The Italian woman was conquered, and now the battle was open and free between the young Earl and the claimant Countess. Applications were made on behalf of the Countess for funds from the estate wherewith to prove the claim, and to a certain limited amount they were granted. Such had been the life of the late Earl that it was held that the cost of all litigation resulting from his misdeeds should be paid from his estate; – but ready money was wanted, immediate ready money, to be at the disposal of the Countess to any amount needed by her agent, and this was hardly to be obtained. By this time public sympathy ran almost entirely with the Earl. Though it was acknowledged that the late lord was mad, and though it had become a cause of rejoicing that the Italian woman had been sent away penniless, howling into obscurity, because of the old man's madness, still it was believed that he had written the truth when he declared that the marriage had been a mock marriage. It would be better for the English world that the young Earl should be a rich man, fit to do honour to his position, fit to marry the daughter of a duke, fit to carry on the glory of the English peerage, than that a woman, ill reputed in the world, should be established as a Countess, with a daughter dowered with tens of thousands, as to whom it was already said that she was in love with a tailor's son. Nothing could be more touching, more likely to awaken sympathy, than the manner in which Josephine Murray had been carried away in marriage, and then roughly told by the man who should have protected her from every harshly blowing wind of heaven, that he had deceived her and that she was not his wife. No usage to which woman had ever been subjected, as has been said before, was more adapted to elicit compassion and energetic aid. But nineteen years had now passed by since the deed was done, and the facts were forgotten. One energetic friend there still was, – or we may say two, the tailor and his son Daniel. But public belief ran against the Countess, and nobody who was anybody in the world would give her her title. Bets were laid, two and three to one against her; and it was believed that she was an impostor. The Earl had all the glory of success over his first opponent, and the loud boasting of self-confident barristers buoyed up his cause.

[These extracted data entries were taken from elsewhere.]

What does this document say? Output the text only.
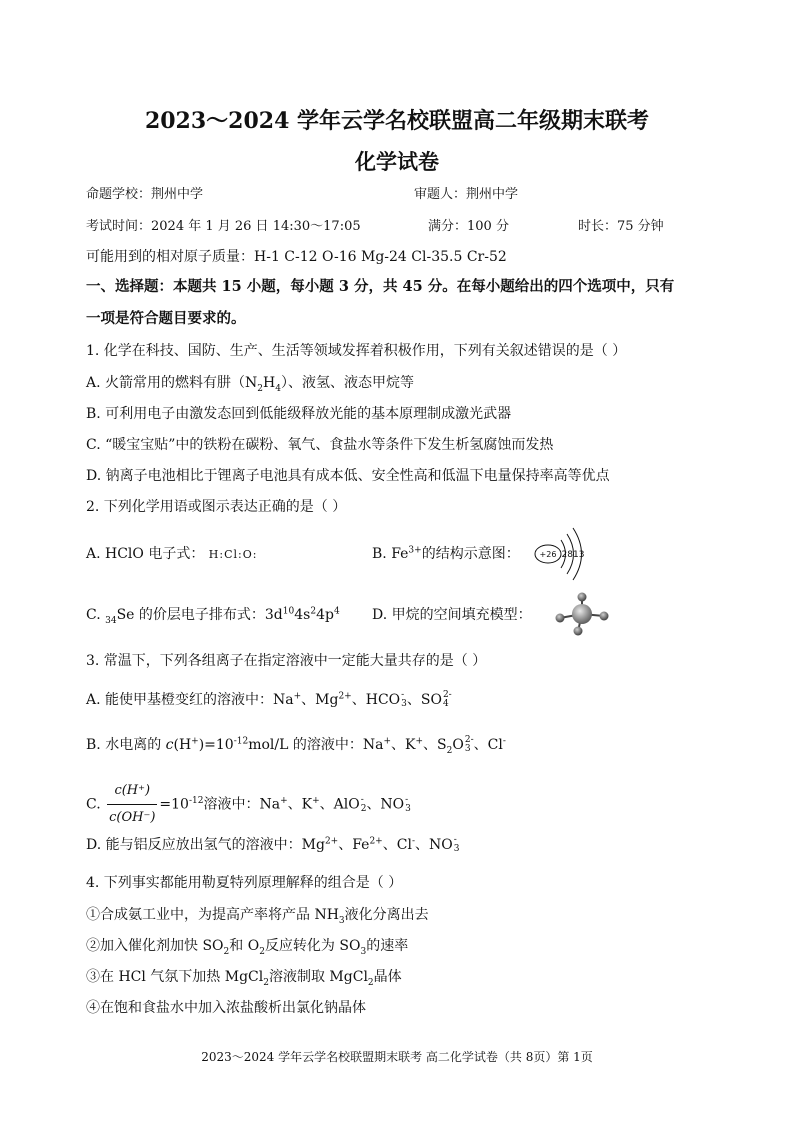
2023～2024 学年云学名校联盟高二年级期末联考
化学试卷
命题学校：荆州中学	审题人：荆州中学
考试时间：2024 年 1 月 26 日 14:30～17:05	满分：100 分	时长：75 分钟
可能用到的相对原子质量：H-1 C-12 O-16 Mg-24 Cl-35.5 Cr-52
一、选择题：本题共 15 小题，每小题 3 分，共 45 分。在每小题给出的四个选项中，只有
一项是符合题目要求的。
1. 化学在科技、国防、生产、生活等领域发挥着积极作用，下列有关叙述错误的是（ ）
A. 火箭常用的燃料有肼$(N_2H_4)$、液氢、液态甲烷等
B. 可利用电子由激发态回到低能级释放光能的基本原理制成激光武器
C. “暖宝宝贴”中的铁粉在碳粉、氧气、食盐水等条件下发生析氢腐蚀而发热
D. 钠离子电池相比于锂离子电池具有成本低、安全性高和低温下电量保持率高等优点
2. 下列化学用语或图示表达正确的是（ ）
A. HClO 电子式： H:Cl:O:	B. $Fe^{3+}$的结构示意图： +26 2813
C. $_{34}$Se 的价层电子排布式：$3d^{10}4s^24p^4$ D. 甲烷的空间填充模型：
3. 常温下，下列各组离子在指定溶液中一定能大量共存的是（ ）
A. 能使甲基橙变红的溶液中：Na+、$Mg^{2+}$、HCO -
3 、SO 2-
4
B. 水电离的 $c(H^+)=10^{-12}mol/L$ 的溶液中：Na+、K+、$S_2O$ 2-
3 、Cl-
C. $\frac{c(H^+)}{c(OH^-)} =10^{-12}$溶液中：Na+、K+、AlO -
2 、NO -
3
D. 能与铝反应放出氢气的溶液中：$Mg^{2+}$、$Fe^{2+}$、Cl-、NO -
3
4. 下列事实都能用勒夏特列原理解释的组合是（ ）
①合成氨工业中，为提高产率将产品 $NH_3$液化分离出去
②加入催化剂加快 $SO_2$和 $O_2$反应转化为 $SO_3$的速率
③在 HCl 气氛下加热 MgCl$_2$溶液制取 MgCl$_2$晶体
④在饱和食盐水中加入浓盐酸析出氯化钠晶体
2023～2024 学年云学名校联盟期末联考 高二化学试卷（共 8页）第 1页
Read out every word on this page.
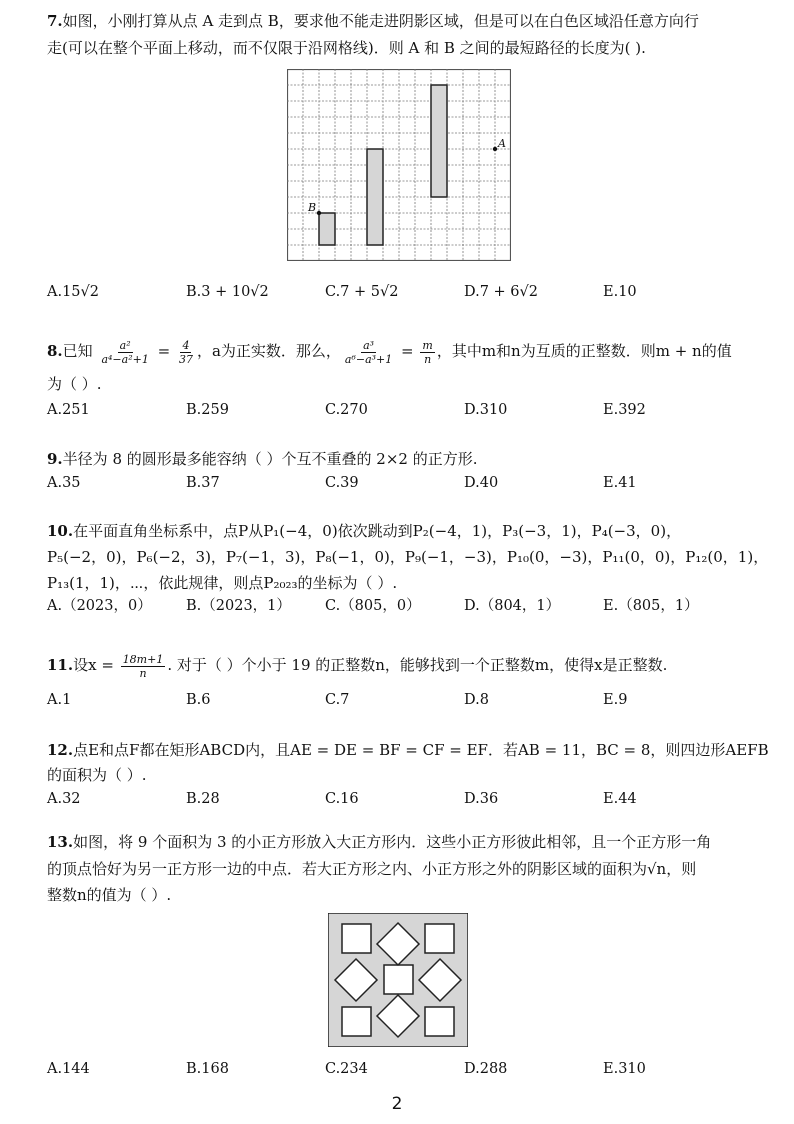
7.如图，小刚打算从点 A 走到点 B，要求他不能走进阴影区域，但是可以在白色区域沿任意方向行
走(可以在整个平面上移动，而不仅限于沿网格线)．则 A 和 B 之间的最短路径的长度为( ).
A
B
A.15√2	B.3 + 10√2	C.7 + 5√2	D.7 + 6√2	E.10
8.已知 $\frac{\text{a²}}{\text{a⁴−a²+1}} = \frac{4}{37}$ ，a为正实数．那么， $\frac{\text{a³}}{\text{a⁶−a³+1}} = \frac{m}{n}$ ，其中m和n为互质的正整数．则m + n的值
为（ ）.
A.251	B.259	C.270	D.310	E.392
9.半径为 8 的圆形最多能容纳（ ）个互不重叠的 2×2 的正方形.
A.35	B.37	C.39	D.40	E.41
10.在平面直角坐标系中，点P从P₁(−4，0)依次跳动到P₂(−4，1)，P₃(−3，1)，P₄(−3，0)，
P₅(−2，0)，P₆(−2，3)，P₇(−1，3)，P₈(−1，0)，P₉(−1，−3)，P₁₀(0，−3)，P₁₁(0，0)，P₁₂(0，1)，
P₁₃(1，1)，⋯，依此规律，则点P₂₀₂₃的坐标为（ ）.
A.（2023，0） B.（2023，1） C.（805，0）	D.（804，1）	E.（805，1）
11.设$x = \frac{18m+1}{n}$ . 对于（ ）个小于 19 的正整数n，能够找到一个正整数m，使得x是正整数.
A.1	B.6	C.7	D.8	E.9
12.点E和点F都在矩形ABCD内，且AE = DE = BF = CF = EF．若AB = 11，BC = 8，则四边形AEFB
的面积为（ ）.
A.32	B.28	C.16	D.36	E.44
13.如图，将 9 个面积为 3 的小正方形放入大正方形内．这些小正方形彼此相邻，且一个正方形一角
的顶点恰好为另一正方形一边的中点．若大正方形之内、小正方形之外的阴影区域的面积为√n，则
整数n的值为（ ）.
A.144	B.168	C.234	D.288	E.310
2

But loud-boasting barristers may nevertheless be wise lawyers, and the question of a compromise was again mooted. If the lady would take thirty thousand pounds and vanish, she should have the money clear of deduction, and all expenses should be paid. The amount offered was thought to be very liberal, but it did not amount to the annual income that was at stake. It was rejected with scorn. Had it been quadrupled, it would have been rejected with equal scorn. The loud-boasting barristers were still confident; but – . Though it was never admitted in words still it was felt that there might be a doubt. What if the contending parties were to join forces, if the Countess-ship of the Countess were to be admitted, and the heiress-ship of the Lady Anna, and if the Earl and the Lady Anna were to be united in holy wedlock? Might there not be a safe solution from further difficulty in that way?